Zimbabwe: Shadows and Lies (on PBS)
I watched the Frontline World special last night on PBS, Zimbabwe: Shadows and Lies. The first 30 minutes or so was about Zimbabwe, and the horrible condition it is in, largely because of its dictator Robert Mugabe. The brief description of the program from their website is: "Frontline/World goes undercover in Zimbabwe to reveal what has happened to a country once regarded as a beacon of democracy and prosperity in Africa. Posing as tourists, reporter Alexis Bloom and producer Cassandra Herrman find a population struggling with hunger and poverty, and living in fear of a government that has become a brutal dictatorship."
This program is well worth watching. If it plays again, I highly recommend it... and apparently it will be available as a video online after July 5th. I figured it would be good, so I took notes while watching. Some amazing highlights include:
- Robert Mugabe has been in power since 1980. At first a hero of the fight for independence, he is now a ruthless dictator.
- Daily newspapers have been taken over by the government.

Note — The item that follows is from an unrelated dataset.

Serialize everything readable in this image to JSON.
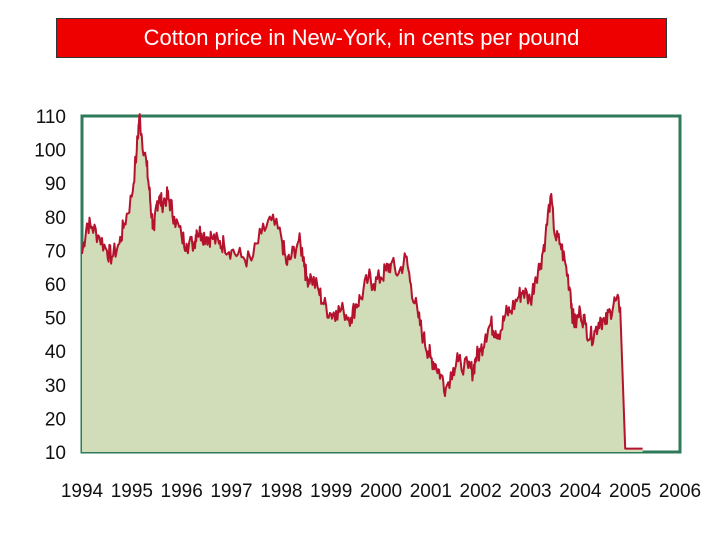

- All foreign journalists have been banned. The producers of this program had to pretend to be tourists at Victoria Falls to get into the country, and had to carefully film from behind their car's tinted windows so as to not be arrested.

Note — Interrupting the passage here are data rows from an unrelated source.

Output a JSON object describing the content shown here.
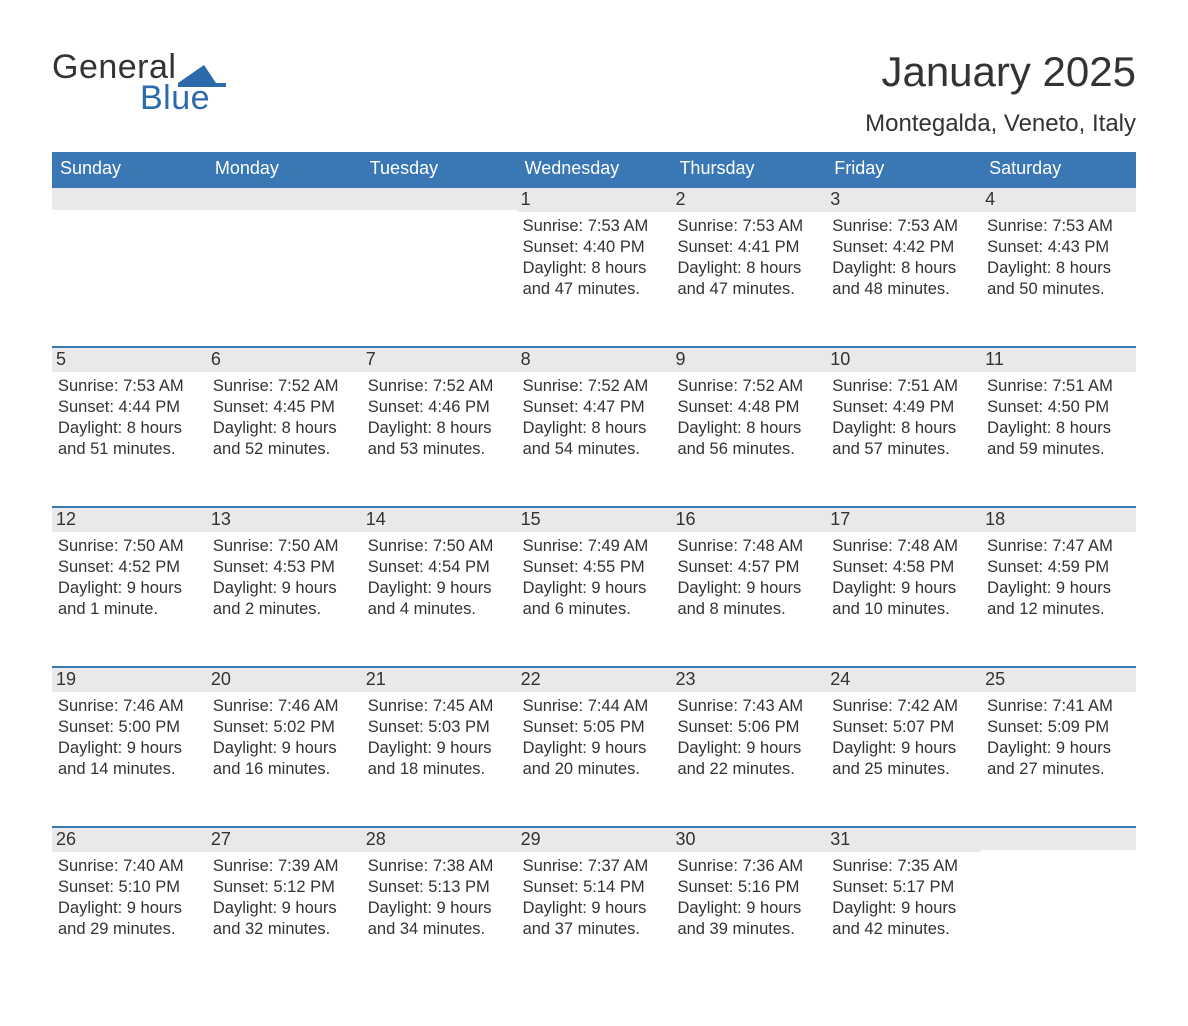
{
  "logo": {
    "text_general": "General",
    "text_blue": "Blue"
  },
  "title": "January 2025",
  "location": "Montegalda, Veneto, Italy",
  "colors": {
    "header_bar": "#3a78b5",
    "daynum_bg": "#e9e9e9",
    "text": "#333333",
    "logo_blue": "#2b6bab",
    "background": "#ffffff"
  },
  "fonts": {
    "title_size": 42,
    "location_size": 24,
    "weekday_size": 18,
    "daynum_size": 18,
    "body_size": 16.5
  },
  "weekdays": [
    "Sunday",
    "Monday",
    "Tuesday",
    "Wednesday",
    "Thursday",
    "Friday",
    "Saturday"
  ],
  "weeks": [
    [
      {
        "empty": true
      },
      {
        "empty": true
      },
      {
        "empty": true
      },
      {
        "day": "1",
        "sunrise": "Sunrise: 7:53 AM",
        "sunset": "Sunset: 4:40 PM",
        "daylight1": "Daylight: 8 hours",
        "daylight2": "and 47 minutes."
      },
      {
        "day": "2",
        "sunrise": "Sunrise: 7:53 AM",
        "sunset": "Sunset: 4:41 PM",
        "daylight1": "Daylight: 8 hours",
        "daylight2": "and 47 minutes."
      },
      {
        "day": "3",
        "sunrise": "Sunrise: 7:53 AM",
        "sunset": "Sunset: 4:42 PM",
        "daylight1": "Daylight: 8 hours",
        "daylight2": "and 48 minutes."
      },
      {
        "day": "4",
        "sunrise": "Sunrise: 7:53 AM",
        "sunset": "Sunset: 4:43 PM",
        "daylight1": "Daylight: 8 hours",
        "daylight2": "and 50 minutes."
      }
    ],
    [
      {
        "day": "5",
        "sunrise": "Sunrise: 7:53 AM",
        "sunset": "Sunset: 4:44 PM",
        "daylight1": "Daylight: 8 hours",
        "daylight2": "and 51 minutes."
      },
      {
        "day": "6",
        "sunrise": "Sunrise: 7:52 AM",
        "sunset": "Sunset: 4:45 PM",
        "daylight1": "Daylight: 8 hours",
        "daylight2": "and 52 minutes."
      },
      {
        "day": "7",
        "sunrise": "Sunrise: 7:52 AM",
        "sunset": "Sunset: 4:46 PM",
        "daylight1": "Daylight: 8 hours",
        "daylight2": "and 53 minutes."
      },
      {
        "day": "8",
        "sunrise": "Sunrise: 7:52 AM",
        "sunset": "Sunset: 4:47 PM",
        "daylight1": "Daylight: 8 hours",
        "daylight2": "and 54 minutes."
      },
      {
        "day": "9",
        "sunrise": "Sunrise: 7:52 AM",
        "sunset": "Sunset: 4:48 PM",
        "daylight1": "Daylight: 8 hours",
        "daylight2": "and 56 minutes."
      },
      {
        "day": "10",
        "sunrise": "Sunrise: 7:51 AM",
        "sunset": "Sunset: 4:49 PM",
        "daylight1": "Daylight: 8 hours",
        "daylight2": "and 57 minutes."
      },
      {
        "day": "11",
        "sunrise": "Sunrise: 7:51 AM",
        "sunset": "Sunset: 4:50 PM",
        "daylight1": "Daylight: 8 hours",
        "daylight2": "and 59 minutes."
      }
    ],
    [
      {
        "day": "12",
        "sunrise": "Sunrise: 7:50 AM",
        "sunset": "Sunset: 4:52 PM",
        "daylight1": "Daylight: 9 hours",
        "daylight2": "and 1 minute."
      },
      {
        "day": "13",
        "sunrise": "Sunrise: 7:50 AM",
        "sunset": "Sunset: 4:53 PM",
        "daylight1": "Daylight: 9 hours",
        "daylight2": "and 2 minutes."
      },
      {
        "day": "14",
        "sunrise": "Sunrise: 7:50 AM",
        "sunset": "Sunset: 4:54 PM",
        "daylight1": "Daylight: 9 hours",
        "daylight2": "and 4 minutes."
      },
      {
        "day": "15",
        "sunrise": "Sunrise: 7:49 AM",
        "sunset": "Sunset: 4:55 PM",
        "daylight1": "Daylight: 9 hours",
        "daylight2": "and 6 minutes."
      },
      {
        "day": "16",
        "sunrise": "Sunrise: 7:48 AM",
        "sunset": "Sunset: 4:57 PM",
        "daylight1": "Daylight: 9 hours",
        "daylight2": "and 8 minutes."
      },
      {
        "day": "17",
        "sunrise": "Sunrise: 7:48 AM",
        "sunset": "Sunset: 4:58 PM",
        "daylight1": "Daylight: 9 hours",
        "daylight2": "and 10 minutes."
      },
      {
        "day": "18",
        "sunrise": "Sunrise: 7:47 AM",
        "sunset": "Sunset: 4:59 PM",
        "daylight1": "Daylight: 9 hours",
        "daylight2": "and 12 minutes."
      }
    ],
    [
      {
        "day": "19",
        "sunrise": "Sunrise: 7:46 AM",
        "sunset": "Sunset: 5:00 PM",
        "daylight1": "Daylight: 9 hours",
        "daylight2": "and 14 minutes."
      },
      {
        "day": "20",
        "sunrise": "Sunrise: 7:46 AM",
        "sunset": "Sunset: 5:02 PM",
        "daylight1": "Daylight: 9 hours",
        "daylight2": "and 16 minutes."
      },
      {
        "day": "21",
        "sunrise": "Sunrise: 7:45 AM",
        "sunset": "Sunset: 5:03 PM",
        "daylight1": "Daylight: 9 hours",
        "daylight2": "and 18 minutes."
      },
      {
        "day": "22",
        "sunrise": "Sunrise: 7:44 AM",
        "sunset": "Sunset: 5:05 PM",
        "daylight1": "Daylight: 9 hours",
        "daylight2": "and 20 minutes."
      },
      {
        "day": "23",
        "sunrise": "Sunrise: 7:43 AM",
        "sunset": "Sunset: 5:06 PM",
        "daylight1": "Daylight: 9 hours",
        "daylight2": "and 22 minutes."
      },
      {
        "day": "24",
        "sunrise": "Sunrise: 7:42 AM",
        "sunset": "Sunset: 5:07 PM",
        "daylight1": "Daylight: 9 hours",
        "daylight2": "and 25 minutes."
      },
      {
        "day": "25",
        "sunrise": "Sunrise: 7:41 AM",
        "sunset": "Sunset: 5:09 PM",
        "daylight1": "Daylight: 9 hours",
        "daylight2": "and 27 minutes."
      }
    ],
    [
      {
        "day": "26",
        "sunrise": "Sunrise: 7:40 AM",
        "sunset": "Sunset: 5:10 PM",
        "daylight1": "Daylight: 9 hours",
        "daylight2": "and 29 minutes."
      },
      {
        "day": "27",
        "sunrise": "Sunrise: 7:39 AM",
        "sunset": "Sunset: 5:12 PM",
        "daylight1": "Daylight: 9 hours",
        "daylight2": "and 32 minutes."
      },
      {
        "day": "28",
        "sunrise": "Sunrise: 7:38 AM",
        "sunset": "Sunset: 5:13 PM",
        "daylight1": "Daylight: 9 hours",
        "daylight2": "and 34 minutes."
      },
      {
        "day": "29",
        "sunrise": "Sunrise: 7:37 AM",
        "sunset": "Sunset: 5:14 PM",
        "daylight1": "Daylight: 9 hours",
        "daylight2": "and 37 minutes."
      },
      {
        "day": "30",
        "sunrise": "Sunrise: 7:36 AM",
        "sunset": "Sunset: 5:16 PM",
        "daylight1": "Daylight: 9 hours",
        "daylight2": "and 39 minutes."
      },
      {
        "day": "31",
        "sunrise": "Sunrise: 7:35 AM",
        "sunset": "Sunset: 5:17 PM",
        "daylight1": "Daylight: 9 hours",
        "daylight2": "and 42 minutes."
      },
      {
        "empty": true
      }
    ]
  ]
}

- Jail cells that are meant for 6 people are sometimes used to hold 30-35 people.
- People (millions) leave for South Africa and elsewhere, but are often sent back. Desperate not to return and/or be caught by Zimbabwe soldiers/police, many will risk their lives to jump off the trains that are taking them back. To keep this from happening armed guards are on the trains and watch the cramped passengers being taken back to Zimbabwe.
- Inflation recently topped 1000%. It takes stacks of money to buy the basic necessities.
- Dictator Robert Mugabe lives in a huge home, with 25 bedrooms, marble from Italy, etc.
- Other leaders in the government live in grand homes, behind locked gates.
- Meanwhile, the Mugabe plan officially called "Clean out the Filth" led to the demolishing of thousands of homes and businesses, leaving nearly a million of the poor homeless (who were not homeless previously). The plan was to include new homes for them -- but it seems few if any of these have been built.
- Several years ago, members of the ruling government, were given land expropriated at gunpoint from the white farmers (some were killed, some fled the country). Since then, they have farmed the land so inefficiently that while Zimbabwe once was a net exporter of food, the country now can't feed its own people and there is likely to be mass starvation.
- The current life expectancy for men is 37, for women 34.
- About 1/3 of the country has fled in recent years, many to South Africa.
- People wait along the roads for weeks in lines at gas stations. There are lines of cars and trucks, grounded along the side of the road, and people live in their vehicles, hoping that gas will arrive at the station. Sometimes it does, sometimes it doesn't. It wasn't clear where they would then go in their vehicles if they ever did get gas.
- People scavage in rotting garbage piles, alongside various kinds of animals, looking for food.
- People, mostly political adversaries of Mugabe, are tortured to confess to crimes they didn't commit.
And the most amazing highlight from the program:
- Mugabe's Zanu PF organization/party actually ran a TV commercial that first showed a car crashing (kind of like a slow motion crash test collision), with a narrator saying something like "This is one way to die. But there are others." And then the words come on the screen: "Vote Zanu PF and Live"
The producers of this program made it clear that this was not just a claim that voting for the opposition would be a bad thing and that voting for Zanu PF would lead to flourishing... it was meant as an explicit threat on the lives of the voters -- vote for us or we might kill you.
For general information about this poor country, see the Zimbabwe entry at Wikipedia. Some of the related entries also provide good info, most notably the entry on Land Reform in Zimbabwe.
See also this two-page article (available online) from the June 12, 2006 issue of US News and World Report: When Prices Soar and Hopes Plunge: In Zimbabwe, a disaster of one man's making.
I read this article a few weeks ago and was impressed enough by it that it went in my pile of topics to blog about someday soon. But the program last night was just astonishing.